I am trying to translate this application to a Netty application and have a few questions:

1) I am not exactly sure how I would do this synchronous flow control in Netty. Netty channel writes are completely asynchronous as per http://netty.io/wiki/user-guide-for-5.x.html and I do not get notification of when a write would block. AFAICT Netty would have to do something like what I outlined in (iii) and (iv) itself. But unless I add a ChannelFutureListener() for my ctx.writeAndFlush(buffer) method calls I don't exactly know when my writes have gone through the TCP stack.
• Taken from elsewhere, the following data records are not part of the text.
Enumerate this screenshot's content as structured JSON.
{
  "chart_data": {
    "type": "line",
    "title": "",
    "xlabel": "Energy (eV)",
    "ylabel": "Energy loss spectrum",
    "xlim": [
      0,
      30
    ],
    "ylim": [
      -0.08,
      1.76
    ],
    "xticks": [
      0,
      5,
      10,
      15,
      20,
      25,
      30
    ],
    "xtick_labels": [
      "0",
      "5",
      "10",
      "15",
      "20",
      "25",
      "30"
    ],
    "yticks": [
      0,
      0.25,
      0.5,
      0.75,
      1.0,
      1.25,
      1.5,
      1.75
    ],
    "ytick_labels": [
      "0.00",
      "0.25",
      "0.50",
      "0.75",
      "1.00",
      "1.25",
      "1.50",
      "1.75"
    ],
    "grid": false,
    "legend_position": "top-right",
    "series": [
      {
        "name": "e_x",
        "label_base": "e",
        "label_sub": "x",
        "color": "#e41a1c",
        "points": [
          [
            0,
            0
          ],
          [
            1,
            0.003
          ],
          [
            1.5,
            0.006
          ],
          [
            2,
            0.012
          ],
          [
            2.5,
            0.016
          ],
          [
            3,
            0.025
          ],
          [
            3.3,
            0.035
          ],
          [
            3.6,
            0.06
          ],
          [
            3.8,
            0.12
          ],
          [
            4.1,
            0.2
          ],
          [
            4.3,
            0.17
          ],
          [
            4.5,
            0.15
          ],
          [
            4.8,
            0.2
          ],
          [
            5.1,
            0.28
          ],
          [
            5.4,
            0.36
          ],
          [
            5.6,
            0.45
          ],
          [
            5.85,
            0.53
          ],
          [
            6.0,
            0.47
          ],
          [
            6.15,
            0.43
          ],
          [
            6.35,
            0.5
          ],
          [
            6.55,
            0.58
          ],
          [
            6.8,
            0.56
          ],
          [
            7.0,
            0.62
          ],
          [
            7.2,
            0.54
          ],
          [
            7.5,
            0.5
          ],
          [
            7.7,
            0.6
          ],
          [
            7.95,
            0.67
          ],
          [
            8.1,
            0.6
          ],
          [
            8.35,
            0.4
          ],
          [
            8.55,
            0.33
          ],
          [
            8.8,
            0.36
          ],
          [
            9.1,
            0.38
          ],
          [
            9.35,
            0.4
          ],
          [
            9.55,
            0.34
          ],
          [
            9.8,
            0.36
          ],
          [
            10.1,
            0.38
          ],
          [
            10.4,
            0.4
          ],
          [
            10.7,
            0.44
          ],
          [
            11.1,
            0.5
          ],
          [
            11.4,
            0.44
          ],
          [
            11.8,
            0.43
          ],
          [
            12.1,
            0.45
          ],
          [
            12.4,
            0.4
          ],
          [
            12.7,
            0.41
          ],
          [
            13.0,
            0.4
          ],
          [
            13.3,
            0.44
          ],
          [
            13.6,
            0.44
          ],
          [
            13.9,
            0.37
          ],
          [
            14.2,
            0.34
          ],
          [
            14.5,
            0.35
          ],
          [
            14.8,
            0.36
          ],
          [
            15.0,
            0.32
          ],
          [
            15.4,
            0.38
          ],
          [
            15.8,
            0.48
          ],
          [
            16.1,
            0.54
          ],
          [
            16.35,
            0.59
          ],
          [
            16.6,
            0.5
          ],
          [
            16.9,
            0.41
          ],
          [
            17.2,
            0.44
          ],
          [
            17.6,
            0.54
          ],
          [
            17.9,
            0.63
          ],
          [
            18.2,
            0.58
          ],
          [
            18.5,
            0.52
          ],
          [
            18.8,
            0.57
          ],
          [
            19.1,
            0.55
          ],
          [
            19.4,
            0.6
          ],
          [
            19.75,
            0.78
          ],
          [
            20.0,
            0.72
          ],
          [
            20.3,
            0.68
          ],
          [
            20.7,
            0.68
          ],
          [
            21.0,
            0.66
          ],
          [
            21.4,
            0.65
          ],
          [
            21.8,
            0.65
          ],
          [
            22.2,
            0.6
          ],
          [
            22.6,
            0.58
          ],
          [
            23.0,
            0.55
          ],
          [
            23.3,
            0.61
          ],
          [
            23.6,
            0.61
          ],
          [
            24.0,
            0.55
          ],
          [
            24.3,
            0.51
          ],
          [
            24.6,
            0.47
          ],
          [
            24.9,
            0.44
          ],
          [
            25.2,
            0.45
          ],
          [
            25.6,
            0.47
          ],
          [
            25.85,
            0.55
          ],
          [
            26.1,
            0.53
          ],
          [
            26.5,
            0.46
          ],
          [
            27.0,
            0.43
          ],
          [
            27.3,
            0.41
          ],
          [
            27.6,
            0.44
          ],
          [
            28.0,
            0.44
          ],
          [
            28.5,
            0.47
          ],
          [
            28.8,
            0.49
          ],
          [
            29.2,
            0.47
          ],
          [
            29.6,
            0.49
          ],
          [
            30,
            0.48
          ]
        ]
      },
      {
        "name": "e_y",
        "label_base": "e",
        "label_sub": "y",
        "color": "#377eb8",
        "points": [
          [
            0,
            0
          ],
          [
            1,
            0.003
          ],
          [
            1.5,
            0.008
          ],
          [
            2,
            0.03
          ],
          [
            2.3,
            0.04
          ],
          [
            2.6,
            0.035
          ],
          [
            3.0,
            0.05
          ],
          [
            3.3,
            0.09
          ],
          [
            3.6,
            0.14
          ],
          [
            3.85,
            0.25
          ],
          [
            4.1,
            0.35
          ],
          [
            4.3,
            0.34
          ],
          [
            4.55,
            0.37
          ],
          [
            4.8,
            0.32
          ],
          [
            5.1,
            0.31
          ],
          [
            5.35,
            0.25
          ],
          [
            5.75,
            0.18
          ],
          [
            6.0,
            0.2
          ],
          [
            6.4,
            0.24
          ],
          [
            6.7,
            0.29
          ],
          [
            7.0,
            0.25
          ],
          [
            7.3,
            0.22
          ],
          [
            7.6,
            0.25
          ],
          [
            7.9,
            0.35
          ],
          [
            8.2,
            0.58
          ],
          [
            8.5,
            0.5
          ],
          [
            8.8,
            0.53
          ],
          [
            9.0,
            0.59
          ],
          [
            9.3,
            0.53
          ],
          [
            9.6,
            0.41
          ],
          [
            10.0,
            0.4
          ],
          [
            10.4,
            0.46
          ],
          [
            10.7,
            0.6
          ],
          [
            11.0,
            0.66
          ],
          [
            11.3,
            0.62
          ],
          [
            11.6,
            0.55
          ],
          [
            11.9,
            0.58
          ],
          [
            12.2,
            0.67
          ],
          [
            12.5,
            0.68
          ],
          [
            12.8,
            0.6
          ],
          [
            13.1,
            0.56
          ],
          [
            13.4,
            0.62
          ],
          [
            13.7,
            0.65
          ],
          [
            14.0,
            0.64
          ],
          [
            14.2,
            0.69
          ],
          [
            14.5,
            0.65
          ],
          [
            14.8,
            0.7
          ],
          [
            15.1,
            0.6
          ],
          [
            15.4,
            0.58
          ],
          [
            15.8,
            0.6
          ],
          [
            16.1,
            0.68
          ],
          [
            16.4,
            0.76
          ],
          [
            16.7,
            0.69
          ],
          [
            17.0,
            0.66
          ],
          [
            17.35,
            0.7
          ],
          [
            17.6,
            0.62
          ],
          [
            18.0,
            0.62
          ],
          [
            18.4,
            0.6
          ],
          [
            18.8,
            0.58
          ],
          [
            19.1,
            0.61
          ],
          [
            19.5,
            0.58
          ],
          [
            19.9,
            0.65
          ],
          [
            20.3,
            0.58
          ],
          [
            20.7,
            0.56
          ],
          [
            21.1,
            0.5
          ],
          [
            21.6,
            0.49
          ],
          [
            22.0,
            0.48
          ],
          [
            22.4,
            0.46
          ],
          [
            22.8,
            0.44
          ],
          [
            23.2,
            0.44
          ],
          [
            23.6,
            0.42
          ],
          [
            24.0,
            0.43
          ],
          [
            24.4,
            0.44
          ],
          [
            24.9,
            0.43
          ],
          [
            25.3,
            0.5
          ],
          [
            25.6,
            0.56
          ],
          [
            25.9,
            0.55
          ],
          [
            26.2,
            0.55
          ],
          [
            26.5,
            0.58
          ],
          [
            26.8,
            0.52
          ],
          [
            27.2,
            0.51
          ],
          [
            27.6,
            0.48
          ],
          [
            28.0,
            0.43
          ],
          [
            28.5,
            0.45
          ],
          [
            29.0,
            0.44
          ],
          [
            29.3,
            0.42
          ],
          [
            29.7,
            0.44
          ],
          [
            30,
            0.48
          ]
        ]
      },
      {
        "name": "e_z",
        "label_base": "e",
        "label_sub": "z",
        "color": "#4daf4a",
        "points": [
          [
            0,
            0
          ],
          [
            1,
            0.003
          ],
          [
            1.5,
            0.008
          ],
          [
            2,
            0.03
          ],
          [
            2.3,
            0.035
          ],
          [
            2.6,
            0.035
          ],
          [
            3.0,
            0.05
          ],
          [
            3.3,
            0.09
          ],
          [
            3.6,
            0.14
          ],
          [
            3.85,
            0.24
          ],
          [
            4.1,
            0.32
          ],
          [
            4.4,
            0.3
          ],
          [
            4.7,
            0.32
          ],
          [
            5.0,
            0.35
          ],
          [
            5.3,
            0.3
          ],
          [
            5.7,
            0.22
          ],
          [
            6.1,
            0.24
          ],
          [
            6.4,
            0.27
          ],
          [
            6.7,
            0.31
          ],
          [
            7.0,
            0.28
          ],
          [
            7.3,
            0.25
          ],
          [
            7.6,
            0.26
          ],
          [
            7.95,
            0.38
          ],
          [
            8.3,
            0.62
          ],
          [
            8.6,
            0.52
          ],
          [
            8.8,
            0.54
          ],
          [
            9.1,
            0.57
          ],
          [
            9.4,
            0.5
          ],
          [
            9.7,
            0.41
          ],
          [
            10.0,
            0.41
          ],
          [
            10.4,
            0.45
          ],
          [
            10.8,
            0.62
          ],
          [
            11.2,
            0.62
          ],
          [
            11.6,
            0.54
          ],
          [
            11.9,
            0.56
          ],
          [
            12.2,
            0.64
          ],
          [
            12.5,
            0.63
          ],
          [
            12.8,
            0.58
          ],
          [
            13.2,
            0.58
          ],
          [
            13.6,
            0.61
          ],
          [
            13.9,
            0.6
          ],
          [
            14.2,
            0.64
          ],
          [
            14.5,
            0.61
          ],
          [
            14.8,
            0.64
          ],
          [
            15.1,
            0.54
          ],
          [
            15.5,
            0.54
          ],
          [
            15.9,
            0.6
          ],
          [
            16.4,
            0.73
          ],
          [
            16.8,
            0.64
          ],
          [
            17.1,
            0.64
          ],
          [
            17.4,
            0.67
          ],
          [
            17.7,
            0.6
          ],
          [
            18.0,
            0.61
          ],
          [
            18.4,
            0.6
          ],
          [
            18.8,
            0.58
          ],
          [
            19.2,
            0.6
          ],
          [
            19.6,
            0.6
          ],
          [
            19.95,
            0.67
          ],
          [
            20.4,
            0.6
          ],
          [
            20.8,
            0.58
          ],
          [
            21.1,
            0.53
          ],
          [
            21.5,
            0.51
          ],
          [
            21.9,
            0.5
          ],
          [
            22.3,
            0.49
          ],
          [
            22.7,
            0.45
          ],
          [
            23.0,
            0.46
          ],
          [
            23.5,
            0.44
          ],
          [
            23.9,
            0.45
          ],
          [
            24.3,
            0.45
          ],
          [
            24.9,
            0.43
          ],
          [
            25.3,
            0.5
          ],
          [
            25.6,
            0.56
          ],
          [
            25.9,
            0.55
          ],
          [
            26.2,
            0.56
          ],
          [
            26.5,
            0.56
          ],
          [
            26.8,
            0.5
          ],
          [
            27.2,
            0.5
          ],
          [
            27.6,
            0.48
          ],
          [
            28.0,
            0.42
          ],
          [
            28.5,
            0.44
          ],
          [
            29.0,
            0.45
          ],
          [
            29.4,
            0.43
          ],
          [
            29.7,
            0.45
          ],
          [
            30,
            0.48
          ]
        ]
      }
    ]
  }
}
Without this knowledge I cannot really do control flow in a straight forward way without some major callback hell. Is there a way I could get the write call to actually return a EAGAIN/EWOULDBLOCK like status? How would you recommend I do this kind of control flow? Is there any example I could look at for control flow?

2) How do I manage the write buffers? Given I want a single buffer per client, I'd like to manage my own buffers. I want my client to write directly to this buffer instead of serializing messages or any other kind of copying. From the Netty examples of writeAndFlush() it is not entirely clear what Netty does with the buffers I supply it with. I am guessing it tries to NOT do a copy of them i.e do a direct write, but if it blocks it probably will copy the part not written somewhere else? How can I prevent any extra copies here?

3) Is there a way to actually get access to the Netty's underlying NIO library so I can write my own run loop without writing a callback oriented application? I have heard that Netty has worked around a lot of NIO's deficiencies (excessive locks, allocation etc) by replacing the JDK implementation using reflection to replace the guts with better implementations. Is there a way I could use these improvements but manage my own event loop?